@argosopentech Thanks for your response.
I´m now inside the docker container. The source file size assert error is now calling
assert len(source_data) > VALID_SIZE
if i check it with a print statement
Len source is 1275 and the limit is: 2000
so the minimum size of chars are 2000 ?
If i comment it out i get the next error
“”"
denormalizer_spec {}
trainer_interface.cc(350) LOG(INFO) SentenceIterator is not specified. Using MultiFileSentenceIterator.
trainer_interface.cc(181) LOG(INFO) Loading corpus: run/split_data/all.txt
trainer_interface.cc(406) LOG(INFO) Loaded all 0 sentences
trainer_interface.cc(422) LOG(INFO) Adding meta_piece:
trainer_interface.cc(422) LOG(INFO) Adding meta_piece:
trainer_interface.cc(422) LOG(INFO) Adding meta_piece:
trainer_interface.cc(427) LOG(INFO) Normalizing sentences…
spm_train_main.cc(275) [status.ok()] Internal: src/trainer_interface.cc(428) [!sentences.empty()]
Program terminated with an unrecoverable error.
Corpus corpus_1’s weight should be given. We default it to 1 for you.
Traceback (most recent call last):
File “/home/argosopentech/env/bin/onmt_build_vocab”, line 33, in
sys.exit(load_entry_point(‘OpenNMT-py’, ‘console_scripts’, ‘onmt_build_vocab’)())

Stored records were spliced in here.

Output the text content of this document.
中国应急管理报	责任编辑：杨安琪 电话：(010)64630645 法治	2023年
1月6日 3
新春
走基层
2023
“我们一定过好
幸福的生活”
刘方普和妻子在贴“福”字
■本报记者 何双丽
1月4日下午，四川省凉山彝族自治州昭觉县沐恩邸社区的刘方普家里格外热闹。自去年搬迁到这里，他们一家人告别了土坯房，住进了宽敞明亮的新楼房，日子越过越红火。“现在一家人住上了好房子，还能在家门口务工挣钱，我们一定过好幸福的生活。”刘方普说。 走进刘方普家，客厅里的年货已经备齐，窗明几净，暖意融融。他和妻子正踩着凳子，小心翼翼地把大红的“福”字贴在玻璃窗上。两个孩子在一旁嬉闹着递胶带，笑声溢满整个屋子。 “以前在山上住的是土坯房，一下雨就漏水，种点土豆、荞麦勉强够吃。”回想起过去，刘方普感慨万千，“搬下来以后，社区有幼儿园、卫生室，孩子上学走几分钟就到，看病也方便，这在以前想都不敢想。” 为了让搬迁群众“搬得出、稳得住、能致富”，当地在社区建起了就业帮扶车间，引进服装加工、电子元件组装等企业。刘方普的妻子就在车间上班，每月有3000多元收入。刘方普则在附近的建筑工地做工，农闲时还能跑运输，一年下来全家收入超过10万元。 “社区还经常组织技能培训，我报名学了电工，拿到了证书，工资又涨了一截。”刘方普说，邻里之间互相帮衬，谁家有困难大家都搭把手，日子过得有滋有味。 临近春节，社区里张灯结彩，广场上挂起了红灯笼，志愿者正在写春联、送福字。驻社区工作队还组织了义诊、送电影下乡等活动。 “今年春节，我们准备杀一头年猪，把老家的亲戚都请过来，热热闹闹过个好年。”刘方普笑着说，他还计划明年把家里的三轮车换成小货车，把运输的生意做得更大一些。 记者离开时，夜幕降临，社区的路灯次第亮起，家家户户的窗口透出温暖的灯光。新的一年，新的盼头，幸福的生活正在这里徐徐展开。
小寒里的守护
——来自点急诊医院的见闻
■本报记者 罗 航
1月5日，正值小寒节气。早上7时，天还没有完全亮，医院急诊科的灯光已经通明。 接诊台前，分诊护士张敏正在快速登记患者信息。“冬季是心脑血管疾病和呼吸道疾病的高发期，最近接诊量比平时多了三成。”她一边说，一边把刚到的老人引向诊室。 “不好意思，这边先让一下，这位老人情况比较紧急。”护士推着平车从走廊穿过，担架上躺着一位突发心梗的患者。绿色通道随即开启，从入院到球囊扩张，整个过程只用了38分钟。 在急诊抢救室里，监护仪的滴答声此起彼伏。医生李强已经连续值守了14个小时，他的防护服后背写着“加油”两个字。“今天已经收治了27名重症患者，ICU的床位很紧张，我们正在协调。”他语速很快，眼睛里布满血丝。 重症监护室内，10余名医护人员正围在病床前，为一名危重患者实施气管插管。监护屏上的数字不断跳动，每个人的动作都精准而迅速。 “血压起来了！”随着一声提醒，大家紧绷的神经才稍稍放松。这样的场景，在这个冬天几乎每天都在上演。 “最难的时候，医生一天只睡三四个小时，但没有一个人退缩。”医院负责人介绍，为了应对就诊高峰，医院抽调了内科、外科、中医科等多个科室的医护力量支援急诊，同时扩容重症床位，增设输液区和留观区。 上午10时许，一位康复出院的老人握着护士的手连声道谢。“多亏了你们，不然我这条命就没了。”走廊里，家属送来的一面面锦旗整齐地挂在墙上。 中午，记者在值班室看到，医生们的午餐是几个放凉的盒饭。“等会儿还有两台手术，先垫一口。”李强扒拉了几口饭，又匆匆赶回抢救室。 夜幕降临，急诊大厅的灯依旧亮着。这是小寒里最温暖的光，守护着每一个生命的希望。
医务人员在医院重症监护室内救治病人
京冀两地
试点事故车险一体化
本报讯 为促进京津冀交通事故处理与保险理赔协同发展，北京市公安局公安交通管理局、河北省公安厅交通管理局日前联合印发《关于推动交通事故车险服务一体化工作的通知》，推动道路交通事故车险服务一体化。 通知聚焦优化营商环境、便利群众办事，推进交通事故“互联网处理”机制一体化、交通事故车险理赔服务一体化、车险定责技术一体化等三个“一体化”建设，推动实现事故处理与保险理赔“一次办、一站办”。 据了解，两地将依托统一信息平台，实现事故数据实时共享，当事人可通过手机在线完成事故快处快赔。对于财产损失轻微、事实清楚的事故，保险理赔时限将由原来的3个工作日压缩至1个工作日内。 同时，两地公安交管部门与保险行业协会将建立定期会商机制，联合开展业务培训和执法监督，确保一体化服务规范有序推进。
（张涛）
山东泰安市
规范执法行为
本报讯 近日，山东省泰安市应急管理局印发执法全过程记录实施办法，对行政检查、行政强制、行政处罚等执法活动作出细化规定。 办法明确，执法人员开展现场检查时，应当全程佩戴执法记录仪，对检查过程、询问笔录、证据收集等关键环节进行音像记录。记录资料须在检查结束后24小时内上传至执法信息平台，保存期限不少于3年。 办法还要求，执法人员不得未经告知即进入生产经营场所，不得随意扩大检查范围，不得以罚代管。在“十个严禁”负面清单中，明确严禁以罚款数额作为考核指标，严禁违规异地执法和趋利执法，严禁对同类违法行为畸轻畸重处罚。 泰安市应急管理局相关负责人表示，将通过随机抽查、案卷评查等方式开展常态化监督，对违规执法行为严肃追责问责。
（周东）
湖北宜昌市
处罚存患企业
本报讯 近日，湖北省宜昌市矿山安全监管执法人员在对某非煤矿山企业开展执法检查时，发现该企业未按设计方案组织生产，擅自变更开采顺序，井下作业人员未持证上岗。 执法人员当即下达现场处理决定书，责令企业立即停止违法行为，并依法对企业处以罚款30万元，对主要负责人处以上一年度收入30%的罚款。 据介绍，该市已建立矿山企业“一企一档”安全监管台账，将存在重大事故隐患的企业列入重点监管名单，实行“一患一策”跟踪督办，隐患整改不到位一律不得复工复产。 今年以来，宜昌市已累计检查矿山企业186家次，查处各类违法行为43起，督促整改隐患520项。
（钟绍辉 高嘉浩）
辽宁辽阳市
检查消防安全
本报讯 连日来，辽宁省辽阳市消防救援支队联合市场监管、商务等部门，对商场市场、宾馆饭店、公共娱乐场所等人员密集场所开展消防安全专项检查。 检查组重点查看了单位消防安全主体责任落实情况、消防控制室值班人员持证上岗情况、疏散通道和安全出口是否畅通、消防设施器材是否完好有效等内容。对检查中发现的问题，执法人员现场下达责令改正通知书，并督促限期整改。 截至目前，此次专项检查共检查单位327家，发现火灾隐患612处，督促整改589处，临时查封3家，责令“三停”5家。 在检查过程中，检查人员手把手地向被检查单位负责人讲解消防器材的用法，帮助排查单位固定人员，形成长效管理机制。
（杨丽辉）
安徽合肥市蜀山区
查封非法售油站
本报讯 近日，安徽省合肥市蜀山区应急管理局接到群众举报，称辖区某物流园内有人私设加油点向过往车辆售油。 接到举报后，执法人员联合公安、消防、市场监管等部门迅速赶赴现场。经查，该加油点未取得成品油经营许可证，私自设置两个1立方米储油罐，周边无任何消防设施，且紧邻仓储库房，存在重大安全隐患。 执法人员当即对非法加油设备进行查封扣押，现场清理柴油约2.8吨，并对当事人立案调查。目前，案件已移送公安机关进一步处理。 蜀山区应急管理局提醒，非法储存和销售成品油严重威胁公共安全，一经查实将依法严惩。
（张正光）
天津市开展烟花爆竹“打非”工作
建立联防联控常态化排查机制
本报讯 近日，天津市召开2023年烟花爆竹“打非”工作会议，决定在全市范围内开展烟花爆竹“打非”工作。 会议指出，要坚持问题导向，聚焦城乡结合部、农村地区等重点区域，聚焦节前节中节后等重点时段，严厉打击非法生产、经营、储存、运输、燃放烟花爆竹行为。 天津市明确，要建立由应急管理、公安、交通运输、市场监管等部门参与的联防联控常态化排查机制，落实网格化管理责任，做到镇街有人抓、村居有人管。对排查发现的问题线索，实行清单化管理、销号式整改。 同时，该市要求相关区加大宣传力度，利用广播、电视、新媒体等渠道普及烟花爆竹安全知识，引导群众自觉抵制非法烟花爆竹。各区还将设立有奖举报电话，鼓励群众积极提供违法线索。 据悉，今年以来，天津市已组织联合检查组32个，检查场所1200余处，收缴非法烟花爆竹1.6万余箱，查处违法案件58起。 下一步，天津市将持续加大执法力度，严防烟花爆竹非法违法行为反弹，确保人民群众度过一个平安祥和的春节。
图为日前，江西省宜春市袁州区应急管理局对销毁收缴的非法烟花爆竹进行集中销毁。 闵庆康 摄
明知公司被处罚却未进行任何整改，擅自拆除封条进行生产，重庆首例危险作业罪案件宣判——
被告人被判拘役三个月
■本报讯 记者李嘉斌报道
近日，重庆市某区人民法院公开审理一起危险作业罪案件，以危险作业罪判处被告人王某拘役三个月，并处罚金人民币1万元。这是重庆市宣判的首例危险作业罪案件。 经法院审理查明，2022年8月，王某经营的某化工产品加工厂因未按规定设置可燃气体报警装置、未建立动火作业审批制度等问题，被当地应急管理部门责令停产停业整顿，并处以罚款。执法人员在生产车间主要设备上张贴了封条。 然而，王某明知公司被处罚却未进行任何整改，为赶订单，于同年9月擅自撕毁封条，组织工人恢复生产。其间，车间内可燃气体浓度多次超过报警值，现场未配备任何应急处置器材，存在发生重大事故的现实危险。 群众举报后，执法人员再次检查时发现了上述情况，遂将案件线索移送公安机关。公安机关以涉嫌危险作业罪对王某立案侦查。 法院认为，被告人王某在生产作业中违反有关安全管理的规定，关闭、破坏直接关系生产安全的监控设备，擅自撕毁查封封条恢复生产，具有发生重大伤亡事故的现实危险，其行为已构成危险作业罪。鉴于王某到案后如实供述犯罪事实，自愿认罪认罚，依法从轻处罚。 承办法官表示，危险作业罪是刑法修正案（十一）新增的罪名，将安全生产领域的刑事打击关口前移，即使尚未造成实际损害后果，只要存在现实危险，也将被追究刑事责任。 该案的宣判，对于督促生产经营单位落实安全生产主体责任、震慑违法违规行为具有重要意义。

File “/home/argosopentech/OpenNMT-py/onmt/bin/build_vocab.py”, line 71, in main
build_vocab_main(opts)
File “/home/argosopentech/OpenNMT-py/onmt/bin/build_vocab.py”, line 32, in build_vocab_main
transforms = make_transforms(opts, transforms_cls, fields)
File “/home/argosopentech/OpenNMT-py/onmt/transforms/transform.py”, line 235, in make_transforms
transform_obj.warm_up(vocabs)
File “/home/argosopentech/OpenNMT-py/onmt/transforms/tokenize.py”, line 147, in warm_up
load_src_model.Load(self.src_subword_model)
File “/home/argosopentech/env/lib/python3.10/site-packages/sentencepiece/init.py”, line 905, in Load
return self.LoadFromFile(model_file)
File “/home/argosopentech/env/lib/python3.10/site-packages/sentencepiece/init.py”, line 310, in LoadFromFile
return _sentencepiece.SentencePieceProcessor_LoadFromFile(self, arg)
OSError: Not found: “run/sentencepiece.model”: No such file or directory Error #2
[2023-04-06 11:39:41,855 WARNING] Corpus corpus_1’s weight should be given. We default it to 1 for you.
[2023-04-06 11:39:41,856 INFO] Parsed 2 corpora from -data.
Traceback (most recent call last):
File “/home/argosopentech/env/bin/onmt_train”, line 33, in
sys.exit(load_entry_point(‘OpenNMT-py’, ‘console_scripts’, ‘onmt_train’)())
File “/home/argosopentech/OpenNMT-py/onmt/bin/train.py”, line 172, in main
train(opt)
File “/home/argosopentech/OpenNMT-py/onmt/bin/train.py”, line 106, in train
checkpoint, fields, transforms_cls = _init_train(opt)
File “/home/argosopentech/OpenNMT-py/onmt/bin/train.py”, line 58, in _init_train
ArgumentParser.validate_prepare_opts(opt)
File “/home/argosopentech/OpenNMT-py/onmt/utils/parse.py”, line 197, in validate_prepare_opts
cls._validate_fields_opts(opt, build_vocab_only=build_vocab_only)
File “/home/argosopentech/OpenNMT-py/onmt/utils/parse.py”, line 151, in _validate_fields_opts
cls._validate_file(opt.src_vocab, info=‘src vocab’)
File “/home/argosopentech/OpenNMT-py/onmt/utils/parse.py”, line 18, in _validate_file
raise IOError(f"Please check path of your {info} file!“)
OSError: Please check path of your src vocab file!
Traceback (most recent call last):
File “/home/argosopentech/env/bin/argos-train”, line 7, in
exec(compile(f.read(), file, ‘exec’))
File “/home/argosopentech/argos-train/bin/argos-train”, line 27, in
train.train(from_code, to_code, from_name, to_name, version, package_version, argos_version, data_exists, epochs_count)
File “/home/argosopentech/argos-train/argostrain/train.py”, line 173, in train
str(opennmt_checkpoints[-2].f),
IndexError: list index out of range
“””
OSError: Not found: “run/sentencepiece.model”: No such file or directory Error #2
OSError: Please check path of your src vocab file!
How can i create the sentencepiece.model file, and what content should it have and what Im doin wrong ?
The source and target files inside the directory (pwd)
/home/argosopentech/argos-train/run
Please help me to get this code working.